My first attempt at a website involved me coding the entire thing (HTML, CSS, JavaScript) from scratch. This not only made it so that I could make the site I wanted, but also as a learning experience for me. I'm proud to say my web skills are better than a novice due to me struggling through building an entire site from the ground up.
There were several problems with this approach: * It takes forever to code pages from scratch. Partly because I didn't know a ton of HTML at the time, but also because I'm not a designer. I could never get things quite right, and it was hard settling on a design. * When I wanted to change the design or some other element, it also took a ton of time to manually change every page. But, by coding everything by hand, there wasn't a way to template anything.
To avoid this massive time sink, I actually coded a manual template engine by making a Perl script which formatted plain text blog posts into web pages. The Perl script would convert each text file on-the-fly. It seems a bit ridiculous, but it was the only way I could figure out how to do it all on my own.
After a whole of having a hand-coded site that I never really loved, I went completely the other direction: Wordpress.org
I self-hosted the wordpress-generated site on one of the many computers in my control, forwarding my domain to my home IP.
Wordpress is awesome in the fact that it does everything for you. There are thousands of themes, which make things look 1000x times better than what I could implement, and has hundreds of plugins that handle any other task you could think of. Collapsible text sections? Easy. Really fancy, touch-enabled jquery slider? Done. For a long time I appreciated this ease of use, but not everything was perfect.
My friend Brian recently put Jekyll on my radar by wanting to use it for a big project at work, and I began to play around with it. Jekyll is a blog-centric web creation tool. It allows you to make template HTML files, which have content fed to them from various markdown files. It then converts all the templates, markdown, and other files into a site of static HTML images. No database queries like wordpress or others, which makes it naturally faster to load and less strenuous on any hosting system.
Because everything is a text file (HTML or markdown), I can edit it in anything I want. BBEdit on my Mac, and the awesome ByWord app on my iPhone and iPad (I'm using the iPhone app right now). Way better than the subpar Wordpress web editor and questionable iOS apps.

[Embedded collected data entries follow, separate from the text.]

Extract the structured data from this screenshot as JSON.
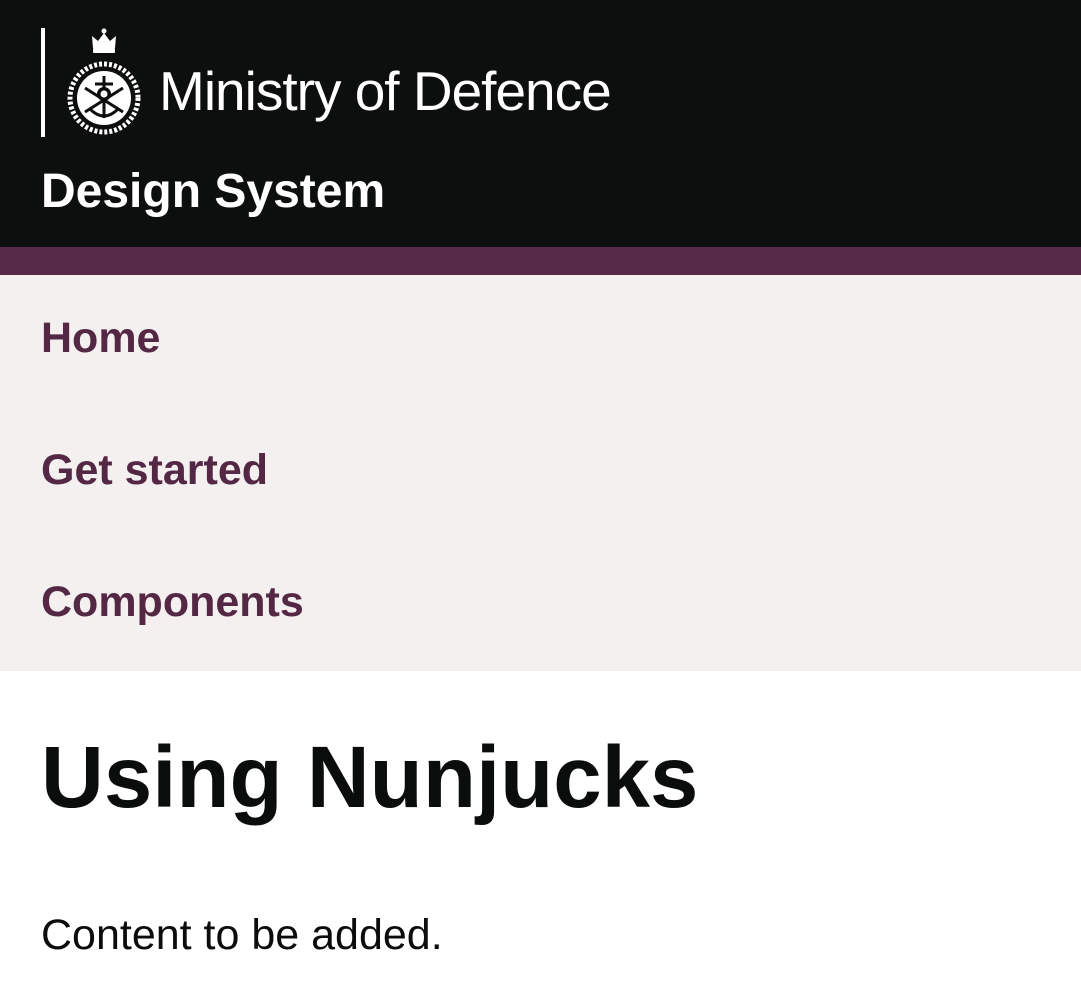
{
  "header": {
    "organisation": "Ministry of Defence",
    "service_name": "Design System",
    "crest_icon": "mod-crest-icon",
    "background": "#0d0e0e",
    "accent_color": "#572a47"
  },
  "nav": {
    "background": "#f3f0ef",
    "link_color": "#542744",
    "items": [
      {
        "label": "Home"
      },
      {
        "label": "Get started"
      },
      {
        "label": "Components"
      }
    ]
  },
  "main": {
    "title": "Using Nunjucks",
    "body": "Content to be added."
  }
}
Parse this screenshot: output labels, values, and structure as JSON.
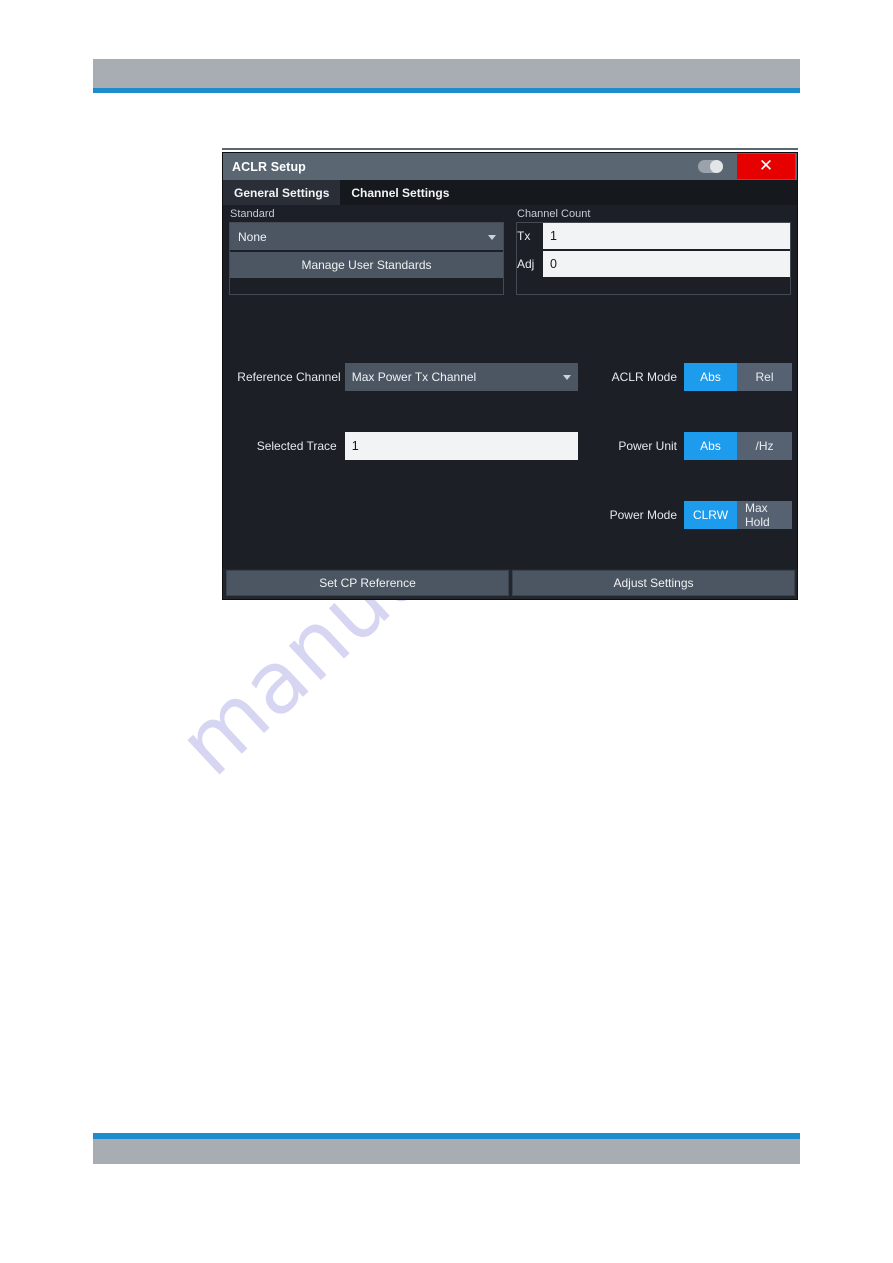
{
  "watermark": {
    "text": "manualshive.com"
  },
  "dialog": {
    "title": "ACLR Setup",
    "titlebar": {
      "toggle_name": "on-off-toggle",
      "close_label": "✕"
    },
    "tabs": [
      {
        "label": "General Settings",
        "active": true
      },
      {
        "label": "Channel Settings",
        "active": false
      }
    ],
    "groups": {
      "standard": {
        "label": "Standard",
        "combo_value": "None",
        "manage_button": "Manage User Standards"
      },
      "channel_count": {
        "label": "Channel Count",
        "rows": [
          {
            "label": "Tx",
            "value": "1"
          },
          {
            "label": "Adj",
            "value": "0"
          }
        ]
      }
    },
    "controls": {
      "reference_channel": {
        "label": "Reference Channel",
        "value": "Max Power Tx Channel"
      },
      "selected_trace": {
        "label": "Selected Trace",
        "value": "1"
      },
      "aclr_mode": {
        "label": "ACLR Mode",
        "options": [
          "Abs",
          "Rel"
        ],
        "selected": "Abs"
      },
      "power_unit": {
        "label": "Power Unit",
        "options": [
          "Abs",
          "/Hz"
        ],
        "selected": "Abs"
      },
      "power_mode": {
        "label": "Power Mode",
        "options": [
          "CLRW",
          "Max Hold"
        ],
        "selected": "CLRW"
      }
    },
    "footer_buttons": [
      {
        "label": "Set CP Reference"
      },
      {
        "label": "Adjust Settings"
      }
    ]
  },
  "colors": {
    "accent_blue": "#1d9bec",
    "rule_blue": "#1e8bcd",
    "bar_gray": "#a7adb3",
    "titlebar_gray": "#5a6672",
    "close_red": "#e60000",
    "dialog_bg": "#1c2026"
  }
}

Another great plus of Jekyll is that it is in the good graces of the GitHub gods. GitHub launched a cool new initiative called GitHub pages, where GitHub will give you free hosting if you sign up (username.github.io). Of course, this would never work with Wordpress as it requires a database, but Jekyll sites, since they're all static, will work perfectly fine. Additionally, github will host all your pre-compiled Jekyll files, so you don't even have to run that compilation yourself.
With my site now being hosted via GitHub instead of through my slow connection, large images will load almost instantly instead of several seconds.
There are lots of other considerations as well:
While it took a while to transfer my Wordpress Theme to Jekyll, now that it's there it's mostly smooth sailing. Still missing a few pages, but those will easily be converted over in the coming week or so. And future additions to my Education and Research sections will be a lot easier thanks to the markdown content.